Peterson has called for a big increase in acres protected under the Conservation Reserve Program, which Pheasants Forever supports as a way to restore habitat.
DES MOINES, IA
Farm numbers declining in Midwest
The U.S. Department of Agriculture released its annual report on farms last week and the number of farms across the Midwest are declining.
There were 500 fewer farms in Iowa last year and the average farm size rose slightly but the amount of total land in farms remained at 30.5 million acres. The annual report says Iowa has 87,000 farms. The average farm size rose slightly to 351 acres from 349 in 2015.
The report shows similar trends in Nebraska where there were 300 fewer farms in 2016 with a total of 48,400 and the average farm size rose to 934 acres from 928. Land in farms remained at 45.2 million acres.
Minnesota has slightly fewer farms than a year ago but the ones that remain tend to be getting larger, following national trends. The total number of farms in Minnesota in 2016 was 73,300. That's down 300 from 2015.
The total amount of Minnesota farmland last year was 25.9 million acres, which hasn't changed since 2013.
But the acreage of farms with sales of $100,000 to $1 million increased by 100,000 acres from 2015. The number of farms with sales of $100,000 to $250,000 increased by 100 to 8,600.
Nationally the number of farms fell by 8,000 to 2.06 million.
Field crop scout school offered
Iowa State University Extension and Outreach will offer a Field Crop Scout School Saturday, March 25, at the Scheman Building in Ames.

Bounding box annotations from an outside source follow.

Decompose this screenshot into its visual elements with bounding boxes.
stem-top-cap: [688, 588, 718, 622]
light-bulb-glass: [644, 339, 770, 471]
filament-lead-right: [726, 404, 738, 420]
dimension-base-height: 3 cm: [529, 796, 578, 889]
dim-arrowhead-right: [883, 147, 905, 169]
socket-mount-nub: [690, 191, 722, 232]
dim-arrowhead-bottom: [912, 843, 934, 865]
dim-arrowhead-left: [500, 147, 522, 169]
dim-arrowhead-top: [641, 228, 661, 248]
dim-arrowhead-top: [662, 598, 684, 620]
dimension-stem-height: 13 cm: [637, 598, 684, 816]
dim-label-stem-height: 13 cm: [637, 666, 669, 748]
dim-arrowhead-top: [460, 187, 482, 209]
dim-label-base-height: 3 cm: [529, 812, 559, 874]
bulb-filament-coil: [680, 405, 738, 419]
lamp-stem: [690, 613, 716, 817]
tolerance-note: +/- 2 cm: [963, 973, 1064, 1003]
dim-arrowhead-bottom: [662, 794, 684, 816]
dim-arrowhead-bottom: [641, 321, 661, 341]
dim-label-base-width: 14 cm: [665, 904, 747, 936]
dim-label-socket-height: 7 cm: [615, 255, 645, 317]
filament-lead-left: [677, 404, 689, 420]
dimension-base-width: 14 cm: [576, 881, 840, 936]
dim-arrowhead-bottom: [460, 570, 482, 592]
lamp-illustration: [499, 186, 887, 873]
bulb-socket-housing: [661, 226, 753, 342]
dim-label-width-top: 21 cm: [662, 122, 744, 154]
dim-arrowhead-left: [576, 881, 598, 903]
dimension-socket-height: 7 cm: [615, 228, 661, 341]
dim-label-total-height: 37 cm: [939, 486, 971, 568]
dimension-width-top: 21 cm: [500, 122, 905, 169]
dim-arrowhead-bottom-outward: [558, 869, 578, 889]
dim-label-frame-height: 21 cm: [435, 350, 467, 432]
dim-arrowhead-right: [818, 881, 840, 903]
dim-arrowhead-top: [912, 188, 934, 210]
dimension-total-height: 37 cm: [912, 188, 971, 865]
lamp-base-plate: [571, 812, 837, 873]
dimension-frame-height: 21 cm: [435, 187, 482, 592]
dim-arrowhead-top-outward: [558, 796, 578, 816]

Designed for beginning crop scouts, the day-long course features sessions on crop growth and development, scouting methods and techniques, and identification of weeds, diseases and insects.
The school provides a basic understanding of crop pests, how to identify them and field guides to help with identification. School officials say that the ability to identify insects, weeds and diseases is essential in order to carry out a successful integrated pest management plan, especially when margins are tight and it's critical to make management decisions including applications that are timely and cost effective.
Pre-registration is required and must be completed before midnight, March 17. The registration fee of $100 includes field guides, course handouts, lunch and breaks.